Erfinder Schaubach hat die Schutzweste patentiert und setzt nun auf einen praxisnahen Test: „Ananas“ wird den gesamten Sommer über die Rüstung tragen. Eine Kamera, die per WLAN und Solarenergie betrieben wird, dokumentiert das Verhalten des Wolfes. „Ich möchte sehen, wenn der Wolf kommt und wie das Netz auf ihn wirkt“, erklärt Schaubach.
Hitzige Debatte: Zwischen Artenschutz und Existenzangst
Der Vorstoß aus Kärnten fällt in eine Zeit, in der die Debatte um den Wolf in Österreich immer emotionaler wird. Während Weidetierhalter auf Existenzängste verweisen und fordern, den Schutzstatus des Wolfes zu lockern, pochen Naturschützer auf die EU-Flora-Fauna-Habitat-Richtlinie. „Der Wolf ist streng geschützt, und Abschüsse sind nur in Ausnahmefällen möglich“, erklärt ein Sprecher des Naturschutzbundes. „Innovationen wie diese Stachelweste könnten eine tierfreundliche Alternative sein – vorausgesetzt, sie schadet dem Schaf nicht.“
Doch die Skepsis bleibt: Kritiker befürchten, dass die Weste die Bewegungsfreiheit des Tieres einschränkt oder zu Verletzungen führen könnte. „Ein Schaf muss sich hinlegen, wälzen und mit seinen Artgenossen interagieren können. Eine starre Rüstung könnte da problematisch sein“, warnt ein Tierarzt aus der Region. Bauer Martin hingegen zeigt sich zuversichtlich: „Ananas hat sich gut eingelebt. Sie frisst, schläft und kümmert sich um ihr Lamm – als wäre die Weste nicht da.“
Was bringt die Zukunft? Hoffnungsträger oder Strohfeuer?

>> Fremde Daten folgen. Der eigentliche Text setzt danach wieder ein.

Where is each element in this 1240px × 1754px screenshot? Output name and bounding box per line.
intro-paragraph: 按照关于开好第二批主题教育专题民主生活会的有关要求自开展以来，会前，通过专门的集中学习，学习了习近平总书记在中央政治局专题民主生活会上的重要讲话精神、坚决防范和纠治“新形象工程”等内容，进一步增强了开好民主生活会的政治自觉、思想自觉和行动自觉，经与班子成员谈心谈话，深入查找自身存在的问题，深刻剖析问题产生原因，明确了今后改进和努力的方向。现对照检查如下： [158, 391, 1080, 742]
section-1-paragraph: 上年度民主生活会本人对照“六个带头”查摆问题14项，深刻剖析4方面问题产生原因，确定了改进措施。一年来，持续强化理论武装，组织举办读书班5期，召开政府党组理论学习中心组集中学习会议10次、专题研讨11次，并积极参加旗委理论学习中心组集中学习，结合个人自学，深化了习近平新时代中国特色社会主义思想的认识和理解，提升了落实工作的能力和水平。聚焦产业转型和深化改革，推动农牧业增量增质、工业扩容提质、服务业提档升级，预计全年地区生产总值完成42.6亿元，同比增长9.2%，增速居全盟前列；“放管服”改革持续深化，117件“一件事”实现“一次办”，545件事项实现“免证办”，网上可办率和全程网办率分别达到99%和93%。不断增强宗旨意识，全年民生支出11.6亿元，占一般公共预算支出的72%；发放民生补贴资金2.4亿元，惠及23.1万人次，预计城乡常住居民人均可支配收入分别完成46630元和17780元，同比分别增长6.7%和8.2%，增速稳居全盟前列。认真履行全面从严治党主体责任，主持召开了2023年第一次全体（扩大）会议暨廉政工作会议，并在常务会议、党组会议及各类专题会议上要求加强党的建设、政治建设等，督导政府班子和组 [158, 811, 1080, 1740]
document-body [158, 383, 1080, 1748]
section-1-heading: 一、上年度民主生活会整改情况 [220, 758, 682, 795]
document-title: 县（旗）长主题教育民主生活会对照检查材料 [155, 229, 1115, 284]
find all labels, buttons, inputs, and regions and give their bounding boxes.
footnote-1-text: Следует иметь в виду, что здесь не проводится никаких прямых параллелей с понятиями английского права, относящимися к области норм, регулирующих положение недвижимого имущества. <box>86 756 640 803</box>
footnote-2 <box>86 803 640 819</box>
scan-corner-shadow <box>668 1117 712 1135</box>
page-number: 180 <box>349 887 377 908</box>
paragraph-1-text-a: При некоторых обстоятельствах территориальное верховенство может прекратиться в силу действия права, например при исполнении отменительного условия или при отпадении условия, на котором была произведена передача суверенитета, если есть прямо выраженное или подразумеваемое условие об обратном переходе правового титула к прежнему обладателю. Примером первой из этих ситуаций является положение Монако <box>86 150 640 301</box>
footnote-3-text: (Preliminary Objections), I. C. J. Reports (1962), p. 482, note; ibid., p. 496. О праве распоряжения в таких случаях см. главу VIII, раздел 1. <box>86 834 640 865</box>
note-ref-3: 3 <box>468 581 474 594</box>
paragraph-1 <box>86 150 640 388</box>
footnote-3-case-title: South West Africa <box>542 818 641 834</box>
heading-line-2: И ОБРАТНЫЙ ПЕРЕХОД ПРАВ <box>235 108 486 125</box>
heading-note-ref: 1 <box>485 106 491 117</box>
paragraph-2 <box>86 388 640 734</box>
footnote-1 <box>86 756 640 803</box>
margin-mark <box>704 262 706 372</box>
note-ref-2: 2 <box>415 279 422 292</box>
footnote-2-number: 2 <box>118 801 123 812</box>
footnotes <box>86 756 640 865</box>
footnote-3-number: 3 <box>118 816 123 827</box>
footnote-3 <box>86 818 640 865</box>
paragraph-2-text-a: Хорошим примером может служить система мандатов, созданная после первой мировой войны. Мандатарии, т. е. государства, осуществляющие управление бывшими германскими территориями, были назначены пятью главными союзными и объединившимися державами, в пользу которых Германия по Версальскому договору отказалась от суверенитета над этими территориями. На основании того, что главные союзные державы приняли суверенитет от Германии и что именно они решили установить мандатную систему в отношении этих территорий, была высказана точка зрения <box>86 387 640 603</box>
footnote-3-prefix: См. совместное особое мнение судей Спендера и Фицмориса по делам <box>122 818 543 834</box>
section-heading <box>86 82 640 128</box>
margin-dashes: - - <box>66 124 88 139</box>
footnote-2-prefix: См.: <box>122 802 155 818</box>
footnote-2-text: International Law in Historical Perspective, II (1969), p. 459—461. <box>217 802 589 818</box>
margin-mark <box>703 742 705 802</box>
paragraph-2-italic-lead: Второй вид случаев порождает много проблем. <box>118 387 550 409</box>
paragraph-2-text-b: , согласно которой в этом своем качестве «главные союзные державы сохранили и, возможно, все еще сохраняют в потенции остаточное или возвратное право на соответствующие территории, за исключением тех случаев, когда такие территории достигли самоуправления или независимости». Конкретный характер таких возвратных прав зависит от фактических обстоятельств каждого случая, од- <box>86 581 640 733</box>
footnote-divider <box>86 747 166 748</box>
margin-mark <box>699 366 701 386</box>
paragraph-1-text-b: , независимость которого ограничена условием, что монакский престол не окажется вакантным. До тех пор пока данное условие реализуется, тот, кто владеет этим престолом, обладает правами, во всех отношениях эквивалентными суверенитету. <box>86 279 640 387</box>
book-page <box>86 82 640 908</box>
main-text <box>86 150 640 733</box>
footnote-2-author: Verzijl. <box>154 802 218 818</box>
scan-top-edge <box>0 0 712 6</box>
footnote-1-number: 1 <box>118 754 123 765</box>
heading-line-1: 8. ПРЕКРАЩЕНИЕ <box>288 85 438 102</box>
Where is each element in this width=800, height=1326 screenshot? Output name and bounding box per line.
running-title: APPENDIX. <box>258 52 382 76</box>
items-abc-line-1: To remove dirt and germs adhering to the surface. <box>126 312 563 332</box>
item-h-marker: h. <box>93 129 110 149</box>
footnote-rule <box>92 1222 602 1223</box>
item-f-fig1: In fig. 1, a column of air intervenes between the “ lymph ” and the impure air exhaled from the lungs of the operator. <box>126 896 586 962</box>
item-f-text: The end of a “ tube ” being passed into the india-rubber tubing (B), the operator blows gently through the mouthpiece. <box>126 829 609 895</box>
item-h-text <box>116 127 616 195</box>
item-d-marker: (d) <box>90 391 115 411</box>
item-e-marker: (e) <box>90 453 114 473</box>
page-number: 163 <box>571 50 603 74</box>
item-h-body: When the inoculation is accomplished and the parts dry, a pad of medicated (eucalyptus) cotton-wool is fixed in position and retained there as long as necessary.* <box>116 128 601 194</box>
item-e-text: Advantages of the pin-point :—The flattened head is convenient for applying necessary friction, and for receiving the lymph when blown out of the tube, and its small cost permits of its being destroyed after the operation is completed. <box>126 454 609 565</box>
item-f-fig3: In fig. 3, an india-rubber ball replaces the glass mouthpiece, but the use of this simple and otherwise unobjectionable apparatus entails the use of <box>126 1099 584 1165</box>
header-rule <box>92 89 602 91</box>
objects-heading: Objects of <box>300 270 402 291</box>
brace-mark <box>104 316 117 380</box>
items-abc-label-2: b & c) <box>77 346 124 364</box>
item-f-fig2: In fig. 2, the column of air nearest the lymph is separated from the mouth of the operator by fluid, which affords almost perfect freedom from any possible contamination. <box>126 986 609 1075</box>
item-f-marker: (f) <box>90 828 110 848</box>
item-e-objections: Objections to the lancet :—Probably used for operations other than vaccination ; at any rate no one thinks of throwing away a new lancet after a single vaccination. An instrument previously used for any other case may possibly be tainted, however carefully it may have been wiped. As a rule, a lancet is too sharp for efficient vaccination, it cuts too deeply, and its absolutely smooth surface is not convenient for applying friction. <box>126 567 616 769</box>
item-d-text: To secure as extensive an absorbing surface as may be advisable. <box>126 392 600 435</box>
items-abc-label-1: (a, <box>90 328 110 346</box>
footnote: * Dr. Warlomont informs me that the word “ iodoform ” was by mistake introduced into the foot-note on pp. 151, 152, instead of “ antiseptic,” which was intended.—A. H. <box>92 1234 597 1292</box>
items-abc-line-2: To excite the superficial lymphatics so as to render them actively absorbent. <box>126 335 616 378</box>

Der Testlauf im Gailtal wird von der gesamten Agrarbranche mit Spannung verfolgt. Sollte sich die Stachelweste bewähren, könnte sie eine kostengünstige und praktikable Ergänzung zu bestehenden Schutzmaßnahmen sein. Die Kosten pro Weste sind noch nicht bekannt, doch Erfinder Schaubach verspricht eine „bezahlbare Lösung für den Alltag“. Die LKÖ mahnt jedoch zur Vorsicht: „Bevor wir von einem Durchbruch sprechen, müssen die Ergebnisse des Sommers abgewartet werden. Ein einziges Schaf ist keine repräsentative Studie.“
Unabhängig vom Ausgang zeigt der Versuch eines: Die Verzweiflung der Weidetierhalter ist groß. Sie suchen händeringend nach Wegen, ihre Tiere zu schützen, ohne auf den Abschuss von Wölfen angewiesen zu sein. Ob die Stachelweste von „Ananas“ der Weisheit letzter Schluss ist oder nur eine kuriose Randnotiz in der Geschichte des Herdenschutzes – der Sommer wird es zeigen.